The quality of a thing reflects the value of the work that goes into it. A well-done steak is, well, a mistake—unless that's what the customer wants. The trick to getting a high-quality database application system is not to load large amounts of data in the wild hope that, by brutalizing the system, you will find out what's wrong with it. Instead, you must compare the end result of your effort to the needs and wants of your customers. In this short chapter, I hope to cover some of the techniques I've learned over the years for testing databases against requirements.

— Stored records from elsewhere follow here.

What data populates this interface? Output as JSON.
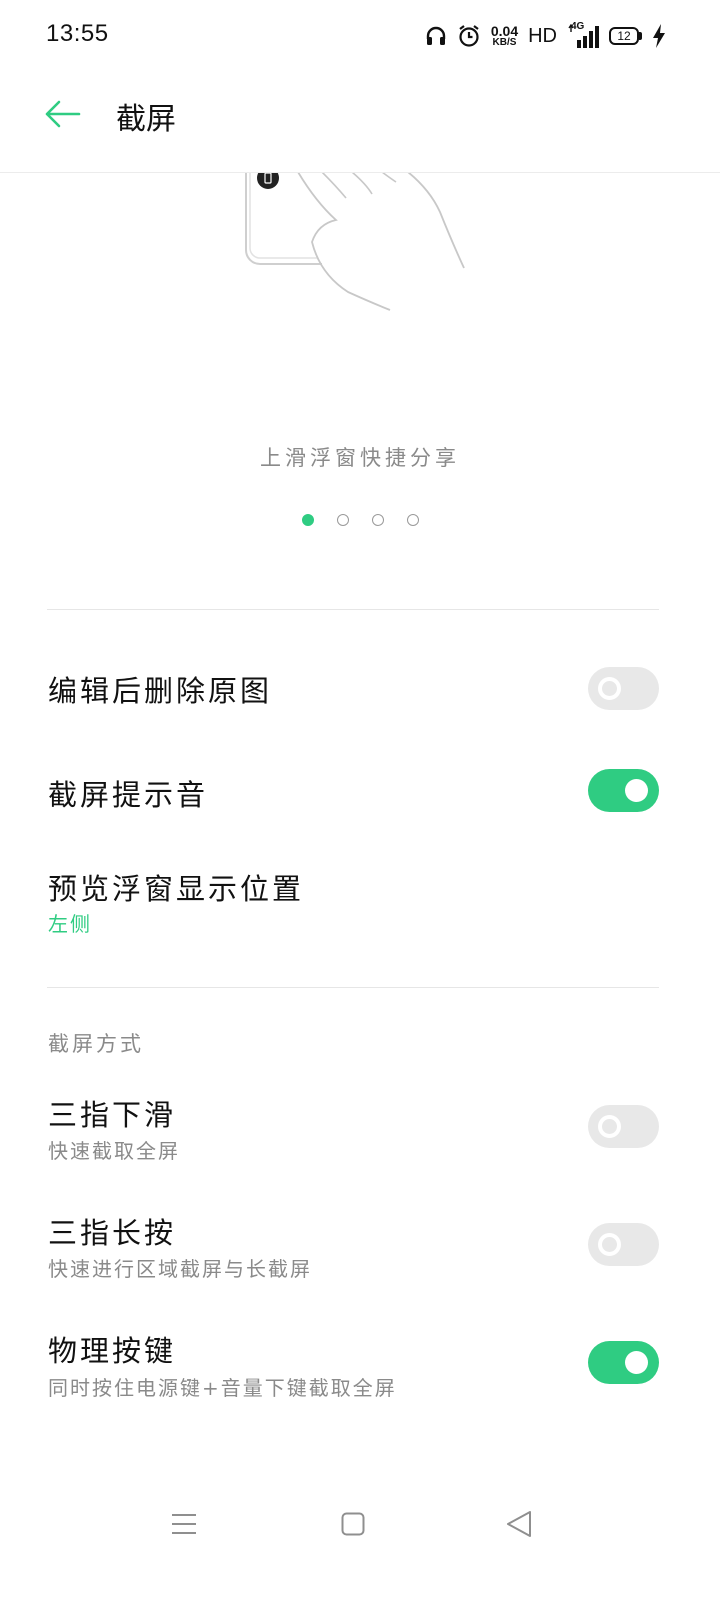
{
  "status_bar": {
    "time": "13:55",
    "net_speed_value": "0.04",
    "net_speed_unit": "KB/S",
    "hd_label": "HD",
    "network_type": "4G",
    "battery_level": "12",
    "icons": [
      "headphones-icon",
      "alarm-icon",
      "signal-icon",
      "battery-icon",
      "charging-icon"
    ]
  },
  "header": {
    "title": "截屏",
    "back_icon": "arrow-left-icon"
  },
  "carousel": {
    "caption": "上滑浮窗快捷分享",
    "page_count": 4,
    "active_page": 1
  },
  "settings": {
    "delete_original": {
      "title": "编辑后删除原图",
      "enabled": false
    },
    "shutter_sound": {
      "title": "截屏提示音",
      "enabled": true
    },
    "preview_position": {
      "title": "预览浮窗显示位置",
      "value": "左侧"
    }
  },
  "methods": {
    "section_title": "截屏方式",
    "three_finger_swipe": {
      "title": "三指下滑",
      "subtitle": "快速截取全屏",
      "enabled": false
    },
    "three_finger_hold": {
      "title": "三指长按",
      "subtitle": "快速进行区域截屏与长截屏",
      "enabled": false
    },
    "physical_keys": {
      "title": "物理按键",
      "subtitle": "同时按住电源键+音量下键截取全屏",
      "enabled": true
    }
  },
  "nav_bar": {
    "icons": [
      "menu-icon",
      "home-icon",
      "back-icon"
    ]
  },
  "colors": {
    "accent": "#2fcc82",
    "switch_off": "#e8e8e8",
    "secondary_text": "#8a8a8a"
  }
}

There are two parts to such testing: the database and the requirements. If you are going to hold the database design and development accountable for meeting a set of requirements, you must be reasonably sure that the set is correct and complete. That means that you must verify your requirements in the same way that you verify your design and code. As with all testing, this is not a one-time, do-or-die testing effort that you must complete before moving on to design. You do it over and over as your design and implementation progress, always questioning, always testing the limits of your requirements. You start with presenting the use cases to your clients and getting their feedback on completeness and accuracy of the use cases as statements of their requirements. As your design and

implementation proceed, you find parts of the use cases that need revision, missing use cases, and different ways of thinking about the problem (as opposed to the solution). These changes lead you back to validation through more client interviews and observations, always subject to the need of your project to complete its tasks on schedule within a reasonable budget. Life is a trade-off.

On the other side of the equation, the validation process compares the end result of a project increment against its requirements. System validation testing of the database against its requirements is the critical test your project must pass to deliver a working database application. The section "Systems and Truth" in this chapter shows you how to tie your end result back to requirements through testing.